Sieht man darauf, dass es ein anderes Individuum sei, so ist dies //180// ein Begriff jenes Individuums, gehend auf das Aufgeforderte; es ist ein Begriff, in welchem dieses Letztere mit liegt. Dieser Begriff soll nicht Kausalität haben, denn sonst wäre es mechanische Bestimmung; aber hypothetisch wird es gedacht.
(Dergleichen Begriffe, in denen eine Kategorie angewendet wird und auch nicht, werden wir mehrere bekommen. Die Kategorie wird bloß angewendet, um die Sache denken zu können. So hier: Die Regel, mit einem Gesetzten etwas Entgegengesetztes zu denken, ist kausal, aber das hier Entgegengesetzte ist frei, und in sofern findet der Begriff der Kausalität nicht statt; aber könnte er stattfinden, so würde es so oder so sein. Die Regel eines solchen Denkens wird bloß angegeben.)

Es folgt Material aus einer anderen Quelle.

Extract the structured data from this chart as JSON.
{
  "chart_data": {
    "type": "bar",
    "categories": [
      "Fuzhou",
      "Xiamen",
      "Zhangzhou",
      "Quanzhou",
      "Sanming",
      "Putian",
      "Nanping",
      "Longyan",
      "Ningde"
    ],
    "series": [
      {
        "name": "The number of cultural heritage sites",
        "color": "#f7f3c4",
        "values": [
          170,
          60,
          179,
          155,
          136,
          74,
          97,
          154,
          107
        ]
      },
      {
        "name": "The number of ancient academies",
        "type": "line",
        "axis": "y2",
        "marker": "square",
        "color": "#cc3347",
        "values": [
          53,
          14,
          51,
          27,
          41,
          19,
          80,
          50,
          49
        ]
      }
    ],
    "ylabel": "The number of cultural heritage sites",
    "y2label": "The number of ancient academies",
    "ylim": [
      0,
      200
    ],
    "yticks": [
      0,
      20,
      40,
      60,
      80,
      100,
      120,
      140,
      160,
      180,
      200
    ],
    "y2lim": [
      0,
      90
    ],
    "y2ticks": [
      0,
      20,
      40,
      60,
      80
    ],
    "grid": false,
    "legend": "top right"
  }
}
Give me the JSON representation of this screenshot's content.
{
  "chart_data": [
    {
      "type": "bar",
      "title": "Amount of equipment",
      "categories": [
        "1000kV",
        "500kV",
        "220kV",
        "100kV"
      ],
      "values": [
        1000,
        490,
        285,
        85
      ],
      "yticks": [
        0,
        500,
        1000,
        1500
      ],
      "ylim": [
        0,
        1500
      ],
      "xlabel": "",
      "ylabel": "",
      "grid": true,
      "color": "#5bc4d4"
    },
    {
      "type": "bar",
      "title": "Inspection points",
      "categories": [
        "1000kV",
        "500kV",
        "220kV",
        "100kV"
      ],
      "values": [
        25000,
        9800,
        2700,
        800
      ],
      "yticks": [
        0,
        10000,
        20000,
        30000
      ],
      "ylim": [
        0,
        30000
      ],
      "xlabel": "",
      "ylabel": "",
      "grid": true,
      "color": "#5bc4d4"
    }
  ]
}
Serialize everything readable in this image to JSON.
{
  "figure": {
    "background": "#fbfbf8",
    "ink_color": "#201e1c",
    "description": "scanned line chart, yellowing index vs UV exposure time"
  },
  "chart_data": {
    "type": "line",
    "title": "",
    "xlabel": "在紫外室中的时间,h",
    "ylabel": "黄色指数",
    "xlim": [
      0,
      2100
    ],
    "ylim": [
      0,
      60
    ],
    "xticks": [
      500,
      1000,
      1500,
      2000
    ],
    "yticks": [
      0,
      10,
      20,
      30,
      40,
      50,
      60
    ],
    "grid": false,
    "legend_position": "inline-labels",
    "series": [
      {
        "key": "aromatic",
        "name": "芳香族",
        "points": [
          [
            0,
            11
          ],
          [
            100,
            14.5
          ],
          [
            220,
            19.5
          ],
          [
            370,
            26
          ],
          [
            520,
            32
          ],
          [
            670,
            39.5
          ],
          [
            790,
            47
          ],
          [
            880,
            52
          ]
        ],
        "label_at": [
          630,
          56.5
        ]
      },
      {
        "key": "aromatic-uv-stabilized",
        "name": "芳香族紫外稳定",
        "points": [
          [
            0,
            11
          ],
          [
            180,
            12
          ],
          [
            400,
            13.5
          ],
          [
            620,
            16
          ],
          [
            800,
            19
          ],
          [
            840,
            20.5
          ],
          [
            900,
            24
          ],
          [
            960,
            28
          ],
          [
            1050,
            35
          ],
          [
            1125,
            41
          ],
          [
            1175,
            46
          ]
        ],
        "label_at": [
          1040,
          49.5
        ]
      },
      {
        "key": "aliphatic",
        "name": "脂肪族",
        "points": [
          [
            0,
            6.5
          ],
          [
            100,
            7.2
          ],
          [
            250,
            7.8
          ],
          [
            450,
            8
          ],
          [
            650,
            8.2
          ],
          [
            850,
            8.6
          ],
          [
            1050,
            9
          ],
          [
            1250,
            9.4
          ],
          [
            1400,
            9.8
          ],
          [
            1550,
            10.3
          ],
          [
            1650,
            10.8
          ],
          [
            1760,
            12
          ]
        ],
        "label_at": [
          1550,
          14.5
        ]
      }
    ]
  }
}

Die Aufforderung würde der Realgrund einer freien Entschließung sein, sie würde zwischen dem Bestimmbaren und dem Bestimmten das zwischeninnenliegende Bestimmende sein; letztere [?] heißt bloße Möglichkeit eines Bestimmens, nicht der Grund, dass sie erfolge oder nicht. Sie ist bloß die allgemeinen Sphäre, aus der die Bestimmtheit hervorgehen kann - in der Aufforderung soll nicht der entscheidende Grund, sondern bloß der Erklärungsgrund sein. -
In der Aufforderung wird etwas gesetzt, was in der bloßen Bestimmbarkeit nicht gesetzt wird; sonach bestätigt es sich nicht, dass die Aufforderung und die Bestimmbarkeit eins sei. Aber wir setzen hinzu: Diese Bestimmbarkeit solle nur als Bestimmbarkeit gesetzt werden und als nichts anderes. Und nur unter dieser Bedingung sei es möglich, dass im Bewusstsein weiter gar nichts vorkomme als dieses; dass dadurch das ganze Bewusstsein gefüllt sei. Dass nur unter dieser Bedingung die Bestimmbarkeit mit der Aufforderung eins sei, ergibt sich.
Nota.
-
Das ist ein Eiertanz. Er wird nur notwendig, weil er versucht, eine
lebendige Vorstellung in tote Begriffe zu fassen. Was eine Aufforderung
ist im Unterschied zu einem Vorschlag, einer Einladung, einem Angebot,
einer Wahlmöglichkeit usw., weiß jeder.*
Es definitorisch in einen Begriff zu packen wird schwierig, wenn nicht
schon das offenbar vorausgesetzte spezifische Verhältnis von
Aufforderndem und Aufgefordertem mitgedacht wird, aber das ist nicht
logischer, sondern faktischer Natur:
Der Aufgeforderte hat
sich eben als Glied der Reihe entdeckt, aus der die Aufforderung an ihn
ergeht. Die Reihe ist ihm vorgegeben (posita); so die Aufforderung. Er kann sie nicht einfach nicht-befolgen, sondern müsste (und könnte) sie aus Freiheit aktiv verneinen; aber dafür bräuchte er einen Begriff = Zweck. Woher dieser?
Fichte hat selber gar
nicht so deutlich erkannt, dass er, da er doch die Dynamik des
Vorstellens beschreiben will, das nicht mit der Mechanik der Begriffe
tun kann. Er beklagt an mancher Stelle, dass "die Sprache fehlt", aber
doch versucht er immer wieder, aus Definitionen zu konstruieren, was
eigentlich nur im Bild angeschaut werden kann. (Die Begriffe kommen als Werkzeug der Kritik schon auch noch zu ihrem Recht.)
*) Aber schon, es in eine andere Sprache zu übersetzen, ist gar nicht leicht.